Acórdão do Supremo Tribunal de Justiça
Processo:
083076
Nº Convencional: JSTJ00019149
Relator: FIGUEIREDO DE SOUSA
Descritores: EXECUÇÃO POR QUANTIA CERTA
EMBARGOS DE TERCEIRO
REGISTO PREDIAL
REGISTO CIVIL
Nº do Documento: SJ199304290830762
Data do Acordão: 04/29/1993
Votação: UNANIMIDADE
Referência de Publicação: BMJ N426 ANO1993 PAG443
Tribunal Recurso: T REL LISBOA
Processo no Tribunal Recurso: 3915
Data: 04/30/1992
Texto Integral: N
Privacidade: 1
Meio Processual: REVISTA.
Decisão: NEGADA A REVISTA.
Área Temática: DIR PROC CIV - PROC EXEC.
Legislação Nacional:
Sumário : I - Por sentença de 7 de Julho de 1971 foi homologada a partilha judicial de bens comuns do casal do executado e embargante nos autos dessa separação judicial de bens, passando o regime de bens a ser irrevogavelmente o da separação.
II - Assim, a fracção autónoma penhorada, porque adquirida pela embargante após essa sentença transitada em julgado, é sem dúvida bem próprio do cônjuge adquirente.
III - As certidões extraídas dos registos prediais não fazem outra prova senão da existência e teor do registo certificado - artigo 371 do Código Civil, não tendo interesse o aí indicado de que a embargante é casada com o executado no regime da comunhão geral, pois o estado e regime de bens do casamento são factos que por não terem sido praticados pelo respectivo oficial público nem terem por base percepções dessa entidade, escapam à fé pública que aos documentos autênticos é atribuída por esse artigo citado, além de não serem o meio próprio para provar o estado civil e regime de bens, mas o registo civil.

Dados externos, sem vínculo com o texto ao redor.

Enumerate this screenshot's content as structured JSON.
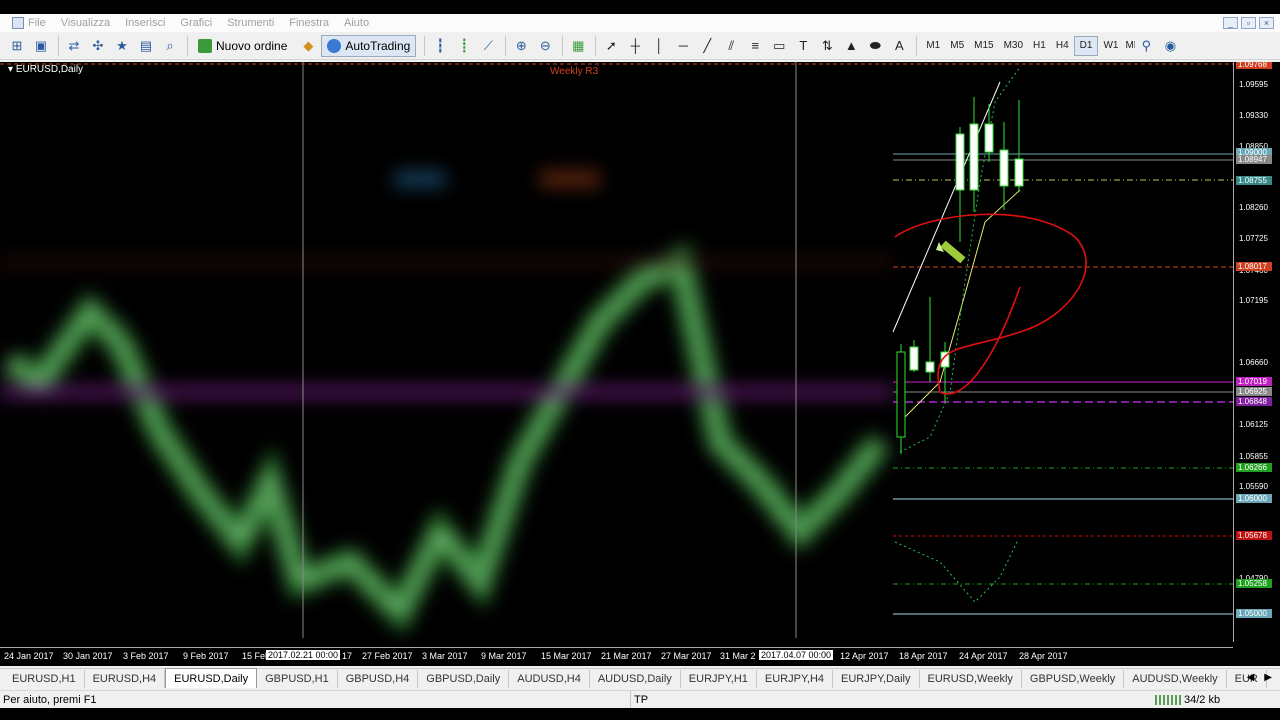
{
  "menu": [
    "File",
    "Visualizza",
    "Inserisci",
    "Grafici",
    "Strumenti",
    "Finestra",
    "Aiuto"
  ],
  "toolbar": {
    "new_order_label": "Nuovo ordine",
    "autotrading_label": "AutoTrading",
    "timeframes": [
      "M1",
      "M5",
      "M15",
      "M30",
      "H1",
      "H4",
      "D1",
      "W1",
      "MN"
    ],
    "active_timeframe": "D1"
  },
  "chart": {
    "title": "EURUSD,Daily",
    "weekly_label": "Weekly R3",
    "price_labels": [
      "1.09595",
      "1.09330",
      "1.08850",
      "1.08260",
      "1.07725",
      "1.07460",
      "1.07195",
      "1.06660",
      "1.06390",
      "1.06125",
      "1.05855",
      "1.05590",
      "1.04790"
    ],
    "price_tags": [
      {
        "text": "1.09768",
        "color": "#d04020"
      },
      {
        "text": "1.09000",
        "color": "#6aa8b8"
      },
      {
        "text": "1.08947",
        "color": "#888888"
      },
      {
        "text": "1.08755",
        "color": "#3a8a8a"
      },
      {
        "text": "1.08017",
        "color": "#d04020"
      },
      {
        "text": "1.07019",
        "color": "#c020c0"
      },
      {
        "text": "1.06925",
        "color": "#888888"
      },
      {
        "text": "1.06848",
        "color": "#8020a0"
      },
      {
        "text": "1.06266",
        "color": "#20a020"
      },
      {
        "text": "1.06000",
        "color": "#6aa8b8"
      },
      {
        "text": "1.05678",
        "color": "#c01010"
      },
      {
        "text": "1.05258",
        "color": "#20a020"
      },
      {
        "text": "1.05000",
        "color": "#6aa8b8"
      }
    ],
    "dates": [
      "24 Jan 2017",
      "30 Jan 2017",
      "3 Feb 2017",
      "9 Feb 2017",
      "15 Feb",
      "17",
      "27 Feb 2017",
      "3 Mar 2017",
      "9 Mar 2017",
      "15 Mar 2017",
      "21 Mar 2017",
      "27 Mar 2017",
      "31 Mar 2",
      "12 Apr 2017",
      "18 Apr 2017",
      "24 Apr 2017",
      "28 Apr 2017"
    ],
    "date_highlights": [
      "2017.02.21 00:00",
      "2017.04.07 00:00"
    ]
  },
  "tabs": [
    "EURUSD,H1",
    "EURUSD,H4",
    "EURUSD,Daily",
    "GBPUSD,H1",
    "GBPUSD,H4",
    "GBPUSD,Daily",
    "AUDUSD,H4",
    "AUDUSD,Daily",
    "EURJPY,H1",
    "EURJPY,H4",
    "EURJPY,Daily",
    "EURUSD,Weekly",
    "GBPUSD,Weekly",
    "AUDUSD,Weekly",
    "EUR"
  ],
  "active_tab": "EURUSD,Daily",
  "status": {
    "help": "Per aiuto, premi F1",
    "profile": "TP",
    "traffic": "34/2 kb"
  }
}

IV - Ora, não se encontrando registado no Registo Civil a substituição do regime da comunhão dos bens pelo da separação, registo obrigatório, não produz efeitos perante terceiros, qualidade do exequente, pelo que a fracção penhorada é bem comum do casal.
V - A falta de citação para os efeitos do artigo 825 do Código de Processo Civil constitui uma nulidade - falta de citação -, simplesmente não é no processo de embargos de terceiro que se pode tomar conhecimento dela, mas no processo de execução.
VI - Uma vez que a embargante não foi citada nos termos e para os efeitos do citado artigo 825 do Código de Processo Civil, ela pode embargar de terceiro - nos termos do artigo 1038, n. 2, alínea c) do citado Código, pois não basta pedir a citação do cônjuge, importa que esta tenha sido efectuada para impedir o cônjuge de embargar de terceiro.